Reviews

Red Light WInter (Bath)

The Ustinov’s new American season kicks off with Adam Rapp’s Red Light Winter, a show cordoned off by warnings of its “explicit” nature. Yes, there is nudity and sex but without doubt the real drama comes from the messed up protagonists themselves.

The convention is that characters should develop, even grow, during a story. Here, they descend into their respective pits of self-delusion and indulgence. Playwright Matt (vulnerable, neurotic pill-popper) has a nigh-masochistic relationship with his “best friend”, alpha muck-up Davis, who flings identity-challenged “window whore” “Christina” into the mix while they’re travelling through Amsterdam.
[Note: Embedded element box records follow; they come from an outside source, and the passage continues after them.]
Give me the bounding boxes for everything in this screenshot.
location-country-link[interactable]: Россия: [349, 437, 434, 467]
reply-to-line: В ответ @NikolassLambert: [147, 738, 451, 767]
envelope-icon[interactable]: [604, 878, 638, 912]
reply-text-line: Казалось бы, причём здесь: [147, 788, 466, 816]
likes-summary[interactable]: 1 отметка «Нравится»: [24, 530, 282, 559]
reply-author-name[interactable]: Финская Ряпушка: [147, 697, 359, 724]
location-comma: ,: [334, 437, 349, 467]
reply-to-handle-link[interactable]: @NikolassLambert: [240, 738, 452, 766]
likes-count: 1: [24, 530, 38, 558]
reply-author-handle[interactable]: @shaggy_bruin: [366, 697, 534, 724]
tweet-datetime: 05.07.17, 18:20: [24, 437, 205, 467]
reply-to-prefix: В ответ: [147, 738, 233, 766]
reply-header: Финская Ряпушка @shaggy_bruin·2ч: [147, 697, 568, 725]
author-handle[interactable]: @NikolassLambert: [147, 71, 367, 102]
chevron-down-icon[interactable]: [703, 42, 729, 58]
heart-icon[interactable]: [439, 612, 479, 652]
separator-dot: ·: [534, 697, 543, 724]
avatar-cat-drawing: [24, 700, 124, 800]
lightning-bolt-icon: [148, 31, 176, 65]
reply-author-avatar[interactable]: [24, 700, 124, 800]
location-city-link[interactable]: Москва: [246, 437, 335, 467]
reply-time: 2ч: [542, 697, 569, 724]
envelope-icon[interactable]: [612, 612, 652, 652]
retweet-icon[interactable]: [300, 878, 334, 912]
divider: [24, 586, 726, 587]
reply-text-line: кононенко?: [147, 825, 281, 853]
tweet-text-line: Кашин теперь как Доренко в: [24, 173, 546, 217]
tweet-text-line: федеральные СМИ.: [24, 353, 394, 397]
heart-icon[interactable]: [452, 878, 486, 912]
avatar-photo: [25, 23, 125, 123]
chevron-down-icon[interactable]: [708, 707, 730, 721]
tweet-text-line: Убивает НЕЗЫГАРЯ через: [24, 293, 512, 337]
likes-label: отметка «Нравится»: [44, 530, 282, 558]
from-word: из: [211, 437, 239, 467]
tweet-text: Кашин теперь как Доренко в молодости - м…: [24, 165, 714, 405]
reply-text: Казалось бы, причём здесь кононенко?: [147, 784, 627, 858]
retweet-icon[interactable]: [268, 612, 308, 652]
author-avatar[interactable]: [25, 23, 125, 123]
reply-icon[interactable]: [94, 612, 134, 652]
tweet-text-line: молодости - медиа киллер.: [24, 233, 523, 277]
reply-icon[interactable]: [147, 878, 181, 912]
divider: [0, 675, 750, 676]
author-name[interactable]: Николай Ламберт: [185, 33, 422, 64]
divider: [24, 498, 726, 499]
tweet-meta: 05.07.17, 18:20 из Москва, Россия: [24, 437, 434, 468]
Without a doubt, this superlative cast – IIan Goodman as Matt, Keir Charles as Davis and Sally Tatum as Christina – makes this piece sing. Each performance is near-faultless and utterly convincing. Charles’s Davis is the Refresher in the Coca-Cola, an engaging-cum-revolting character you’d be damned to meet in a bar. Tatum’s Christina beguiles and unravels, while lIan Goodman as Matt holds our sympathy throughout and carries off his final sad creepiness with utter credibility. Richard Beecham’s direction keeps a powerful pace where others might have slipped, and Simon Kenny’s design transports us without question from red light window to cheap hotel to an NYC bedsit.

If you can feel the “but” coming, you’re right. This play packs a promising punch in the first half, strewing seductive promises before you. Rapp says in his programme notes that the play is semi-autobiographical: he was the procurer; the girl a Greek medical student called Christina (and the men later both fell for a second girl). As in life, the important relationship in this play is between Matt and Davis, but after the first act, we never see them together again. Early in act two, Matt jokes that he’s having problems with the ending of his new play. On reflection, that wasn’t a joke.